Minister finansów straci stanowisko? Suski: to decyzja premiera
O potrzebie podjęcia decyzji personalnych mówił niedawno sam prezes PiS Jarosław Kaczyński. Poseł PiS Marek Suski pytany był w piątek w Polskim Radiu 24 m.in. o medialne doniesienia dotyczące możliwej dymisji ministra finansów i o to, kto miałby go zastąpić; w tym kontekście wymieniani są m.in. obecny wiceminister finansów Artur Soboń oraz minister rozwoju i technologii Piotr Nowak.
"Tego ja nie wiem, to jest decyzja premiera. (...) Słyszałem o jeszcze kilku innych możliwych kandydatach, więc to jeszcze przedwczesna informacja" - odpowiedział Suski.

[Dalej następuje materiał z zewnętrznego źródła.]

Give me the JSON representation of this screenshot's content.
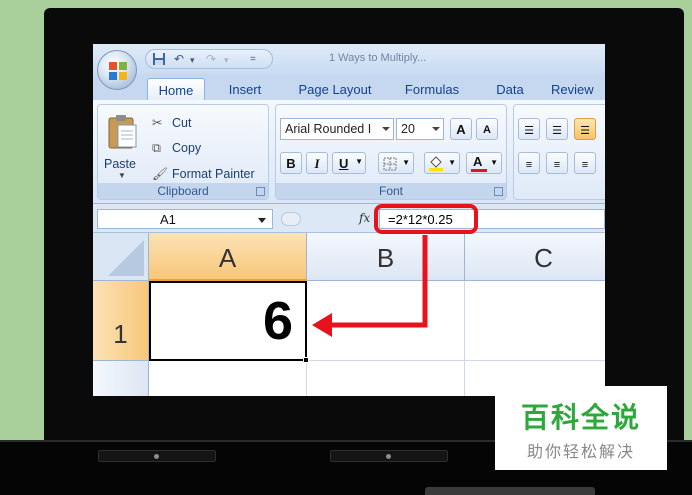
{
  "quick_access": {
    "save_icon": "save-icon",
    "undo_icon": "undo-icon",
    "redo_icon": "redo-icon",
    "doc_title": "1 Ways to Multiply..."
  },
  "tabs": [
    {
      "label": "Home",
      "active": true
    },
    {
      "label": "Insert"
    },
    {
      "label": "Page Layout"
    },
    {
      "label": "Formulas"
    },
    {
      "label": "Data"
    },
    {
      "label": "Review"
    }
  ],
  "clipboard": {
    "paste_label": "Paste",
    "cut_label": "Cut",
    "copy_label": "Copy",
    "format_painter_label": "Format Painter",
    "group_label": "Clipboard"
  },
  "font": {
    "font_name": "Arial Rounded I",
    "font_size": "20",
    "bold": "B",
    "italic": "I",
    "underline": "U",
    "grow": "A",
    "shrink": "A",
    "font_color_letter": "A",
    "group_label": "Font"
  },
  "formula_bar": {
    "name_box": "A1",
    "fx_label": "fx",
    "formula": "=2*12*0.25"
  },
  "grid": {
    "columns": [
      "A",
      "B",
      "C"
    ],
    "rows": [
      "1"
    ],
    "cell_a1_value": "6"
  },
  "watermark": {
    "title": "百科全说",
    "subtitle": "助你轻松解决"
  },
  "colors": {
    "highlight_red": "#e8121c",
    "selected_header": "#f8c77a",
    "watermark_green": "#2ea83a"
  }
}
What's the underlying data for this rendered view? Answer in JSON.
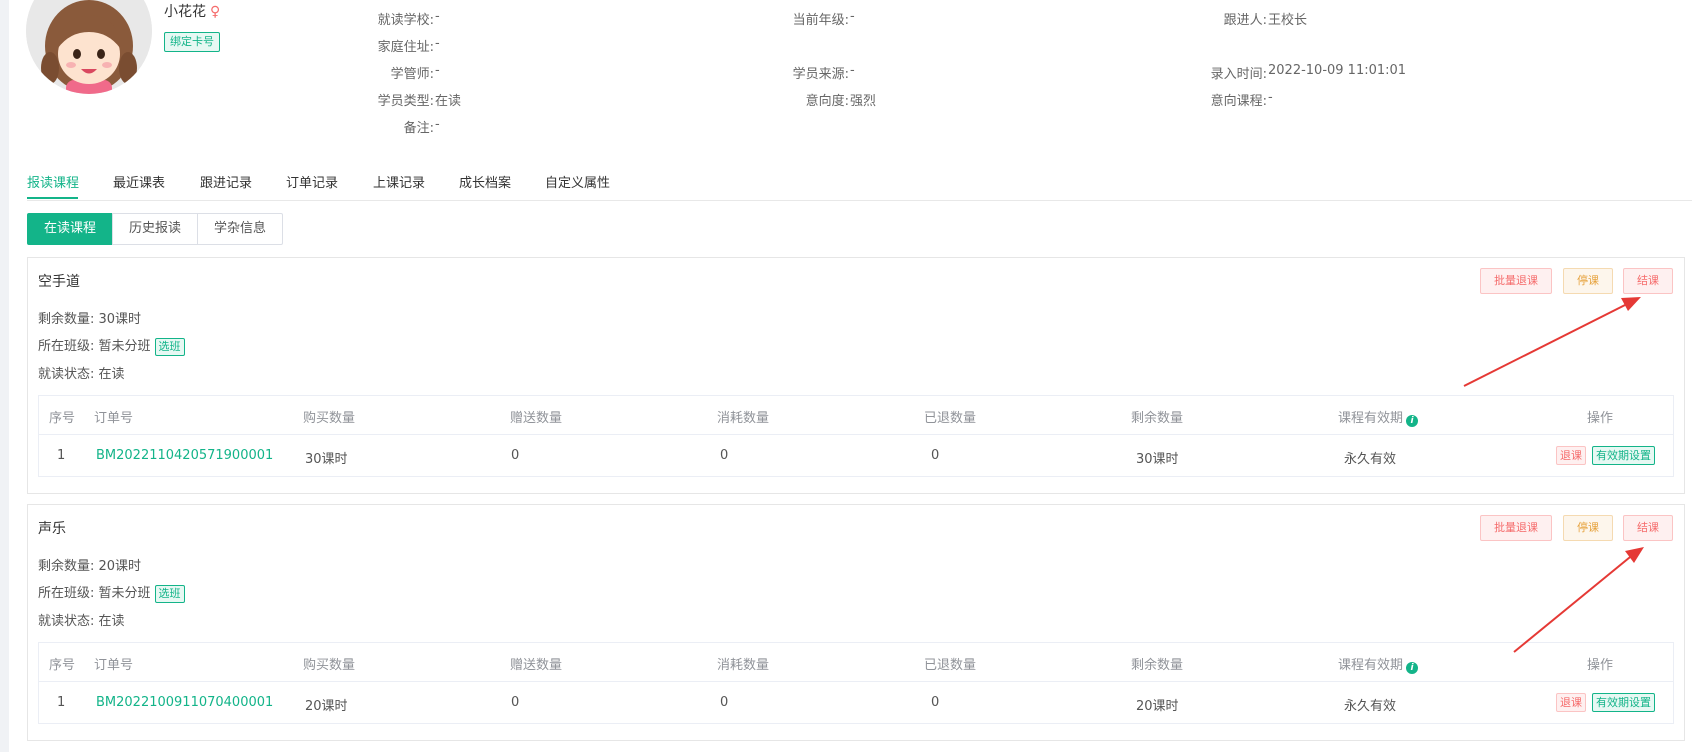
{
  "student": {
    "name": "小花花",
    "gender_symbol": "♀",
    "bind_card_label": "绑定卡号"
  },
  "info": {
    "school_label": "就读学校:",
    "school_value": "-",
    "grade_label": "当前年级:",
    "grade_value": "-",
    "follower_label": "跟进人:",
    "follower_value": "王校长",
    "address_label": "家庭住址:",
    "address_value": "-",
    "manager_label": "学管师:",
    "manager_value": "-",
    "source_label": "学员来源:",
    "source_value": "-",
    "entry_label": "录入时间:",
    "entry_value": "2022-10-09 11:01:01",
    "type_label": "学员类型:",
    "type_value": "在读",
    "intent_label": "意向度:",
    "intent_value": "强烈",
    "intent_course_label": "意向课程:",
    "intent_course_value": "-",
    "remark_label": "备注:",
    "remark_value": "-"
  },
  "tabs": [
    "报读课程",
    "最近课表",
    "跟进记录",
    "订单记录",
    "上课记录",
    "成长档案",
    "自定义属性"
  ],
  "segments": [
    "在读课程",
    "历史报读",
    "学杂信息"
  ],
  "actions": {
    "batch_refund": "批量退课",
    "stop": "停课",
    "end": "结课"
  },
  "select_class_label": "选班",
  "table_headers": [
    "序号",
    "订单号",
    "购买数量",
    "赠送数量",
    "消耗数量",
    "已退数量",
    "剩余数量",
    "课程有效期",
    "操作"
  ],
  "row_actions": {
    "refund": "退课",
    "validity": "有效期设置"
  },
  "courses": [
    {
      "title": "空手道",
      "remaining": "剩余数量: 30课时",
      "class_prefix": "所在班级: 暂未分班",
      "status": "就读状态: 在读",
      "row": {
        "index": "1",
        "order_no": "BM2022110420571900001",
        "bought": "30课时",
        "gift": "0",
        "consumed": "0",
        "returned": "0",
        "remain": "30课时",
        "validity": "永久有效"
      }
    },
    {
      "title": "声乐",
      "remaining": "剩余数量: 20课时",
      "class_prefix": "所在班级: 暂未分班",
      "status": "就读状态: 在读",
      "row": {
        "index": "1",
        "order_no": "BM2022100911070400001",
        "bought": "20课时",
        "gift": "0",
        "consumed": "0",
        "returned": "0",
        "remain": "20课时",
        "validity": "永久有效"
      }
    }
  ],
  "colors": {
    "accent": "#13b489",
    "danger": "#f56c6c",
    "warning": "#e6a23c",
    "arrow": "#e53935"
  }
}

Marek Suski: Polski Ład wyszedł, powiedzmy sobie, tak średnio
Poseł Suski pytany był również o słowa Jarosława Kaczyńskiego o możliwym braku dobrej woli przy przygotowywaniu Polskiego Ładu.
(...) rzeczywiście sposób wprowadzenia tego Polskiego Ładu, za który premier przepraszał i nawet mówił, że zapewniało go Ministerstwo, że będzie tak, jak mówił - że do 12,8 tys. zł wynagrodzenia nikt nie straci, a później się okazało, że jak przyszły wytyczne z ministerstw, to ludzie już powyżej 5 tys. odnosili straty - stwierdził poseł Suski.

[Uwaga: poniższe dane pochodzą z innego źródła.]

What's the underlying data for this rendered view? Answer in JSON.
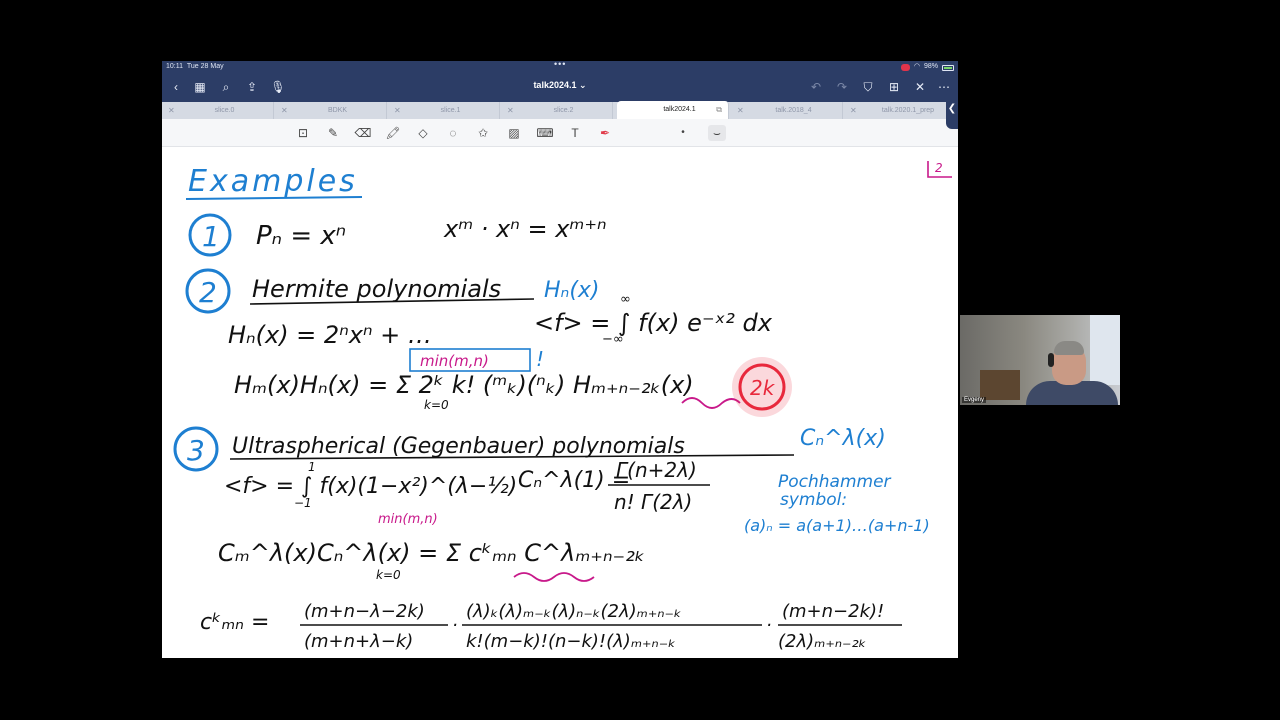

Jeśli ktoś popełnił taki błąd - bo nie da się ukryć, że tu zostały popełnione błędy - (...) więc jakieś konsekwencje muszą być tych działań. Trzeba to po pierwsze naprawić szybko, a po drugie, zawsze w takich sytuacjach ktoś jednak jest odpowiedzialny za przygotowanie programu, który miał być bardzo dobry, a wyszedł, powiedzmy sobie, tak średnio - mówił Suski.

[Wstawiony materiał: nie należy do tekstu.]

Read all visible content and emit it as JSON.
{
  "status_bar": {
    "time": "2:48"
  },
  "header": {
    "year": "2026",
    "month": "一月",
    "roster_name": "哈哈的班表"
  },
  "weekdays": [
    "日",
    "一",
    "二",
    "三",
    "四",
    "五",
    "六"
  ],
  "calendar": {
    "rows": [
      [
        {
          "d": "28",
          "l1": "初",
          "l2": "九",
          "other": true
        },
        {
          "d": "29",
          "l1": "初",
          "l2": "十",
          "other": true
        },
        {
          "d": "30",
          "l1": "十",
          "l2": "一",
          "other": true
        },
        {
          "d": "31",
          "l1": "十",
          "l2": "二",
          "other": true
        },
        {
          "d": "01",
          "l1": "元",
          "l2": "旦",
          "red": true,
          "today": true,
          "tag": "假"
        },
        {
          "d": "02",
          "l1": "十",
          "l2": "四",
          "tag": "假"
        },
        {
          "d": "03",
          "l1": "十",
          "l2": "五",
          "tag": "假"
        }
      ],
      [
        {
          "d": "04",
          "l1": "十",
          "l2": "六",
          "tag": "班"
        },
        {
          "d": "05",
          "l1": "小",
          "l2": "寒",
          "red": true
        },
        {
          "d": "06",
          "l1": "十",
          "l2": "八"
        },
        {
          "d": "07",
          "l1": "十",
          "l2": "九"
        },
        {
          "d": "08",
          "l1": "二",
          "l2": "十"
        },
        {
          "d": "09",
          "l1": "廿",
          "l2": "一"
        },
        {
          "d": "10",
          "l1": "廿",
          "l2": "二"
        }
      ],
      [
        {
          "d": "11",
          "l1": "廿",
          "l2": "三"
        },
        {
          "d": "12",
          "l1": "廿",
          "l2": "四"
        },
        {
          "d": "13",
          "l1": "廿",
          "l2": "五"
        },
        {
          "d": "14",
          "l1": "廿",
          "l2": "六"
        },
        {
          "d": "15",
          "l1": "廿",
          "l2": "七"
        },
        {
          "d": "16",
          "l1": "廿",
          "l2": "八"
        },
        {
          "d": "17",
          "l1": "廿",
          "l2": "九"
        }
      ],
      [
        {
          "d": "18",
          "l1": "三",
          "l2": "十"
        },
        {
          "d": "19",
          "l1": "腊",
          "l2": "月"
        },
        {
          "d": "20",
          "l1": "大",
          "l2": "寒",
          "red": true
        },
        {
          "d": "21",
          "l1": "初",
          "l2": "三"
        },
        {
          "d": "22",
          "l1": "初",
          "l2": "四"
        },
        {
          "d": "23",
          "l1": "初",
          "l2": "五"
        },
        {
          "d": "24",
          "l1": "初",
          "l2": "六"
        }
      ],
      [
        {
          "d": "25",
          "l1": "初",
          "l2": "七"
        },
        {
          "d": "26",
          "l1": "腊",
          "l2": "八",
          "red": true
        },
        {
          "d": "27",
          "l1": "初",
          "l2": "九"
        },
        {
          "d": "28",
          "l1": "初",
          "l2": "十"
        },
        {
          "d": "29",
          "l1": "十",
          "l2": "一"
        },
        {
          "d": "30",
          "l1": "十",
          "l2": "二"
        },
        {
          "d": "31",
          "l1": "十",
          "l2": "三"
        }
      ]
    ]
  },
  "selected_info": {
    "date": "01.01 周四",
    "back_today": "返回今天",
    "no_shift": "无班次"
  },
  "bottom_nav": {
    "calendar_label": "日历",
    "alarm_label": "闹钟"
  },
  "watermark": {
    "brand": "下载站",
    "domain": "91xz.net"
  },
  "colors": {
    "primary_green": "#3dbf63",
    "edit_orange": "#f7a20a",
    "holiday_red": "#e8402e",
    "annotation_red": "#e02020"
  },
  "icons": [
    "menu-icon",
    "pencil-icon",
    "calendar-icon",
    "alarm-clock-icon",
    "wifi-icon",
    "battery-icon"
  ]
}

Na pytanie, jak będzie wyglądało naprawianie Polskiego Ładu, czy błędy będą korygowane drogą ustawową czy rozporządzeniami, polityk odparł: "Ja sądzę, że jednak będą potrzebne pewne zmiany ustawowe. Ale oczywiście w sposób szybki i taki być może natychmiastowy, być może będą to jakieś rozporządzenia". "Natomiast wydaje mi się, że jednak jakieś zmiany ustawowe będą konieczne i mam nadzieję, że będą szybko" - dodał.